I use the following code to translate the HTTP response stream into a XmlDocument.

HttpWebRequest request = WebRequest.Create(url) as HttpWebRequest;
HttpWebResponse response = request.GetResponse() as HttpWebResponse;
Stream responseStream = response.GetResponseStream();
StreamReader responseReader = new StreamReader(responseStream);
String responseString = responseReader.ReadToEnd();
Console.WriteLine(responseString);
Int32 htmlTagIndex = responseString.IndexOf("<html",
   StringComparison.OrdinalIgnoreCase);
XmlDocument responseXhtml = new XmlDocument();
responseString = responseString.Substring(htmlTagIndex); // MARK 1
responseString = responseString.Replace("&nbsp", " "); // MARK 2
responseXhtml.LoadXml(responseString);
return responseXhtml;

The MARK 1 line is to skip the DOC Type definition line.

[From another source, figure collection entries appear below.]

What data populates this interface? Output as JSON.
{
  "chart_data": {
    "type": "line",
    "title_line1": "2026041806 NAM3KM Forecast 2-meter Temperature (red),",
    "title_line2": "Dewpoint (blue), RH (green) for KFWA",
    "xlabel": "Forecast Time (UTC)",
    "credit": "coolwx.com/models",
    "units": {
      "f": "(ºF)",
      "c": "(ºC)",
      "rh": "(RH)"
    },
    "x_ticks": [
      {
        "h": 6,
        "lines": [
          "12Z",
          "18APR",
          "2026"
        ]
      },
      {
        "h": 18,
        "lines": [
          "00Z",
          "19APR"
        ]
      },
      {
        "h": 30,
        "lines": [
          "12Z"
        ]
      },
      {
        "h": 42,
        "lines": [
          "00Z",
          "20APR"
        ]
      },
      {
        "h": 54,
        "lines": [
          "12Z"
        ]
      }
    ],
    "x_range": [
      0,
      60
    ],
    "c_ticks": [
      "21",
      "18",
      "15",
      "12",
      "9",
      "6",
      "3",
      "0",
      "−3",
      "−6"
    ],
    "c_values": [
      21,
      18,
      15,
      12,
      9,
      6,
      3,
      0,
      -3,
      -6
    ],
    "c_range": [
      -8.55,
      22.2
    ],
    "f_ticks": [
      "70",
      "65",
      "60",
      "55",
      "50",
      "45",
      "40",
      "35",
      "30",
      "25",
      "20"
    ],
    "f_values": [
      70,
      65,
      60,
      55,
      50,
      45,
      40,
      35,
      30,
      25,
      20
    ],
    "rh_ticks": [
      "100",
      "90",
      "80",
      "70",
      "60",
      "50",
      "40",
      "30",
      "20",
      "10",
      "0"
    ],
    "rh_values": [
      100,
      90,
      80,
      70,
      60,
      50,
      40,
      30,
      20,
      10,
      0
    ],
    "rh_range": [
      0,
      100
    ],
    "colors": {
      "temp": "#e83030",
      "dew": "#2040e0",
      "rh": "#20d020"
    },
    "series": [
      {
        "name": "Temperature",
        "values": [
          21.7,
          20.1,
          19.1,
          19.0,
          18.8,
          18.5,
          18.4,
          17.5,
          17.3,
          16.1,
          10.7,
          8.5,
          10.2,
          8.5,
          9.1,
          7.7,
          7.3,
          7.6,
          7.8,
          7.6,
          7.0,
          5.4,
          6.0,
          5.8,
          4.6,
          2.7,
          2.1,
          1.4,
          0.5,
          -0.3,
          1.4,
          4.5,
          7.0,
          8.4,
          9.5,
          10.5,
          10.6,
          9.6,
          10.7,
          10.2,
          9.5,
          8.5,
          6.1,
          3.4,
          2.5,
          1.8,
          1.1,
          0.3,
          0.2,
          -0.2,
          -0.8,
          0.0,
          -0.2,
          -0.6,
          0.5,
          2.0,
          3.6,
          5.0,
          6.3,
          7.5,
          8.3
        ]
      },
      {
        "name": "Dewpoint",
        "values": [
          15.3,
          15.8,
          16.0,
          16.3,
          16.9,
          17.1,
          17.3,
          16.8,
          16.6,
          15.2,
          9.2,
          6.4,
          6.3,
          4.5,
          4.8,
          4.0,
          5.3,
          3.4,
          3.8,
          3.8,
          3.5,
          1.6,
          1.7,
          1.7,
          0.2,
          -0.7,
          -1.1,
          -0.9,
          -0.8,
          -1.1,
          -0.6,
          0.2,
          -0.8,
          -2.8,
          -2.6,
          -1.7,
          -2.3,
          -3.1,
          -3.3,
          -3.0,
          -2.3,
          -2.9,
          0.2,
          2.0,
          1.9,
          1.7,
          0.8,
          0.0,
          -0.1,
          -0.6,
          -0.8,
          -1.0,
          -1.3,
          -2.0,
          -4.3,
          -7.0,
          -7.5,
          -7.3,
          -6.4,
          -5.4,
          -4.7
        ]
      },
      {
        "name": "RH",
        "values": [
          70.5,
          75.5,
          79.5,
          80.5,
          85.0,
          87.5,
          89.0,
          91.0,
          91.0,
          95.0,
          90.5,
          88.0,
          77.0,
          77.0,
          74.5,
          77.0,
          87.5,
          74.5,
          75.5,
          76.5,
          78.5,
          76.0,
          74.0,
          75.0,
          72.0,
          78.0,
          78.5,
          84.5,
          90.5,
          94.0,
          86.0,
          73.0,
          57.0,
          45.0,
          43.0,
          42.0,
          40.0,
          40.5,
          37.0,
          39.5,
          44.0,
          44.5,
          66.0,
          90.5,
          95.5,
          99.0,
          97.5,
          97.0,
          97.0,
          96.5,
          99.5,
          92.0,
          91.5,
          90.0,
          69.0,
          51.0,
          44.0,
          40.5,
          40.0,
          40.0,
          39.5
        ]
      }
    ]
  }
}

The MARK 2 line is to avoid the error Reference to undeclared entity 'nbsp'.

Is there any better way to do this? There're too much string operation in the above code.

Thanks!

smwikipedia
  • 61,609
  • 92
  • 309
  • 482

1 Answers1

6

I would directly use HtmlAgilityPack to parse the html. Even if you have to convert html to xml, you can use it.

using (WebClient wc = new WebClient())
{
    HtmlAgilityPack.HtmlDocument doc = new HtmlAgilityPack.HtmlDocument();
    doc.LoadHtml(wc.DownloadString("http://www.google.com"));
    doc.OptionOutputAsXml = true;

    StringWriter writer = new StringWriter();
    doc.Save(writer);

    var xDoc = XDocument.Load(new StringReader(writer.ToString()));
}
carla
  • 1,970
  • 1
  • 31
  • 44
L.B
  • 114,136
  • 19
  • 178
  • 224